This week’s discussion is around a study of the information gathering techniques of a group of emergency medicine students. Using a mobile gaze-tracking device, the researchers reported on how the visual fixation patterns of the residents correlated to their objective performance. Listen to the hosts discussing the article here.
KeyLIME Session 216:
Listen to the podcast.
Szulewski A A new way to look at simulation-based assessment: the relationship between gaze-tracking and exam performance CJEM. 2019 Jan;21(1):129-137. Epub 2018 Jun 21.
Jonathan Sherbino (@sherbino)
As physicians our clinical world is complex. Think back to your first day in the OR, in the clinic, on rounds. I was in simple brain stem survival mode. My cognitive task load was overwhelmed with extraneous load. I couldn’t process key information from a blood gas because of all the alarms, and noise, and distracting movements of other healthcare professionals entering and existing clinical areas. I tried to determine if this data was important, but the extraneous load was so overwhelming that I had no bandwidth for instrinsic load (to actually solve the avid/base problem) let alone monitor my learning and other actions (i.e. germane load). I hope I’m an expert.. although many of my patients and colleagues may disagree with his statement. Now, as I walk into an emergency department the cries of an agitated and delirious patient, the sounding alarms, the near constant interruptions to respond to interpret an ECG or provide an order for patient care, don’t overwhelm my cognitive load. I have learned micro automations to preserve my bandwidth and focus in on patterns that seem abnormal. Does this resonate with you?

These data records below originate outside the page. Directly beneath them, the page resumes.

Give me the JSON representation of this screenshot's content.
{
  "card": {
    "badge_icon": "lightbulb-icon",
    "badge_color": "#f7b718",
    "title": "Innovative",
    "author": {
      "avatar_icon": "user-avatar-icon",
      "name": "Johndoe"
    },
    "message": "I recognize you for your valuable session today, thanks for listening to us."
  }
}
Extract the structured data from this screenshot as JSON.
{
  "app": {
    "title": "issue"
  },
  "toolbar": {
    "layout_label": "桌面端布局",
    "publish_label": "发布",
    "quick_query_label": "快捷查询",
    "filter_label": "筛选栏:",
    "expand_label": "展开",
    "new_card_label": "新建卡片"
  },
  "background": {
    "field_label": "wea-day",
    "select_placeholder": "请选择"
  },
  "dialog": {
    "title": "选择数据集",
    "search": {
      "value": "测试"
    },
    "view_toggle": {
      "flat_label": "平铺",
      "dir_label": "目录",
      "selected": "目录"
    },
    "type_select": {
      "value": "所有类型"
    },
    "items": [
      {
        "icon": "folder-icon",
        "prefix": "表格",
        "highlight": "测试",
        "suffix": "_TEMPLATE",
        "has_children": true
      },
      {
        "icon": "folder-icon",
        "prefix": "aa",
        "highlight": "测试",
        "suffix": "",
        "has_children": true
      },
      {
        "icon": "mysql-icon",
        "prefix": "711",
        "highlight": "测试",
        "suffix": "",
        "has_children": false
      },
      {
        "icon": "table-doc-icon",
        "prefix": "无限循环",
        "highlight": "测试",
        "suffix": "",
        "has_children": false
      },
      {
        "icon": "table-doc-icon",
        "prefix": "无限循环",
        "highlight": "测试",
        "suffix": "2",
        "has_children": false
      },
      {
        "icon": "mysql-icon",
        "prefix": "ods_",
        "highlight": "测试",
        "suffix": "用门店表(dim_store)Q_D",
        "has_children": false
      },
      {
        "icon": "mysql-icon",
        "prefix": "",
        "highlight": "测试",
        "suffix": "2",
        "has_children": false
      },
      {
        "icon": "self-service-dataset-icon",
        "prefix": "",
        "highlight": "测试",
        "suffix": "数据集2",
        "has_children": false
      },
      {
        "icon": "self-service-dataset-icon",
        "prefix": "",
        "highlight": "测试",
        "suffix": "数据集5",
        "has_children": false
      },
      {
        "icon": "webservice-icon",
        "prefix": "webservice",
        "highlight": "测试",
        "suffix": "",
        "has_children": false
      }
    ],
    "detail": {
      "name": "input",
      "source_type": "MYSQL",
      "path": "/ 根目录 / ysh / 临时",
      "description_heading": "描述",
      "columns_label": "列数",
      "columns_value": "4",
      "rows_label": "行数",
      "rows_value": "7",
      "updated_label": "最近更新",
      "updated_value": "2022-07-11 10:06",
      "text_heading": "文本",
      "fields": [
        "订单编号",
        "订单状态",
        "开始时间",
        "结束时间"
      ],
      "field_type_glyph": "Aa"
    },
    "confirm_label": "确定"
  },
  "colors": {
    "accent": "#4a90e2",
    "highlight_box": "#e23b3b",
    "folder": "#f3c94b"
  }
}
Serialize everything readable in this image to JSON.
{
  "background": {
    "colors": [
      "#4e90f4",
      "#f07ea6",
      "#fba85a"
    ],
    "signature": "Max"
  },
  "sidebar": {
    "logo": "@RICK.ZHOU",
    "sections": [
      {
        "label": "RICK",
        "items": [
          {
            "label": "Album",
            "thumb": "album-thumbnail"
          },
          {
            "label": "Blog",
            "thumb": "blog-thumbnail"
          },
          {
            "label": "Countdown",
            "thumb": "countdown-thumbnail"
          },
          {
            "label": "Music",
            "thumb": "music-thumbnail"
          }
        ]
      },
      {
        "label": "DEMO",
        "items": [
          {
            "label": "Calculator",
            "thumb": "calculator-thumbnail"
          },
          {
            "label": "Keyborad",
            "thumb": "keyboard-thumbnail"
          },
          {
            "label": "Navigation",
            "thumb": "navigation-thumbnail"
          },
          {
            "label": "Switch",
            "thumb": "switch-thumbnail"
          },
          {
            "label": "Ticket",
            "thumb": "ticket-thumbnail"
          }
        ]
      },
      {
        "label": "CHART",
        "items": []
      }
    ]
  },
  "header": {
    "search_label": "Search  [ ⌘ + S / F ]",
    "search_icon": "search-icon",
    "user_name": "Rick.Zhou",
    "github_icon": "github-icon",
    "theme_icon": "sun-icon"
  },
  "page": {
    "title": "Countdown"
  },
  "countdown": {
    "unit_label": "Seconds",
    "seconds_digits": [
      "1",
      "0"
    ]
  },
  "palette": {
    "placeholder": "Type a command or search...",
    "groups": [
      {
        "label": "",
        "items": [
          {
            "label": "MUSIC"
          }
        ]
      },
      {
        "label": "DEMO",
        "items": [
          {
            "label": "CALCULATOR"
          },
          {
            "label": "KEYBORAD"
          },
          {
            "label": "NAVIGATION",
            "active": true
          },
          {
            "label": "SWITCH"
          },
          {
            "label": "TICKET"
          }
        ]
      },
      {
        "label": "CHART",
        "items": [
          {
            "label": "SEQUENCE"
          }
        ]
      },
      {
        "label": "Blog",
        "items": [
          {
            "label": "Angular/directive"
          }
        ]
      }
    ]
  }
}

How do we get from novice to expert? And how do we diagnose the expert? Is there an assessment hack that can help us trend performance? This study may be a solution.
“This study explored the information-gathering techniques of residents by analyzing their initial visual fixation patterns in a simulated resuscitation environment.”
Key Points on the Methods
A convenience sample of emergency medicine residents from one residency training program were recruited during two separate sessions. Each session was comprised of two 10 minute simulated scenarios in a “high-fidelity simulation lab that included robotic mannequins and confederates (e.g. nurse and respiratory therapist).”
- Symptomatic Bblocker overdose
- Rupture AAA
- Toxic alcohol ingestion
The scenarios were previously demonstrated to be highly reliable.
The residents were fitted and calibrated with a mobile gaze tracking device that records and superimposes the participants first-person POV and participants gaze indicator (e.g. a final video that shows what is in front of the participant and where they are looking).
Using software and two human raters, gaze-tracking variables were measured (e.g. areas in the environment where scanning stopped and dilation occurs, time to fixation, frequency of fixation etc.) during the first 60 seconds of each scenario. A Pearson correlation coefficient was calculated with a prior detmeried areas of interest, determined by subject matter experts. Intra-class correlation coefficients were calculated to determine inter-rater reliability.
Blinded experts assessed participant performance in managing the scenario using a previously validated direct observation instrument.
Analysis of variance was performed to determine discrimination of gaze-tracking data for quality of performance as different from function of postgraduate year of training (e.g. surrogate of experience).
There were 42 participants across both sessions (with 5 participants in both sessions). 78 scenarios were analyzed.
Inter-rater analysis was acceptable for number of fixations but not time to fixation. Expert assessment of performance was acceptable.
Analysis of variance was inconclusive because of limitations of recruitment and distribution of experience between scenarios.
Within scenarios there as an association between specific a priori gaze patterns and objective performance (e.g. fixation on task relevant information and ignoring task irrelevant information) that was not predictive by postgraduate year of training.
The authors conclude…
“Residents’ gaze-tracking patterns were found to be significantly correlated with objective performance in the simulation-based resuscitation examinations.Because of the number of participants and array of data, correlation was used to elucidate patterns and associations. Given that this was a pioneering study on the use of gaze analytics to establish patterns associated with performance, these results have not been put forward as definitive findings; rather, they lay the groundwork for future study in this novel area.”
Spare Keys – other take home points for clinician educators
This study is suggestive of the need to pilot novel education innovations before embarking on a trial. There is a sense in the discussion that the complexity of the intervention (e.g. strongly contrasting scenarios, scoring schema that did not align with a priori priority areas for gaze fixation, lack of rater training etc.) may have attributed to elements of a type II error. Sometimes in a program of research the simple first study is required for proof of concept before starting the robust trial. Fixing a study post-trial with new analyses or the addition of study components not initially in the original design can make for an inelegant project. Believe me, I know from a lot of painful experience. My latest version of this has taken me > 2 years to get from original study to analysis.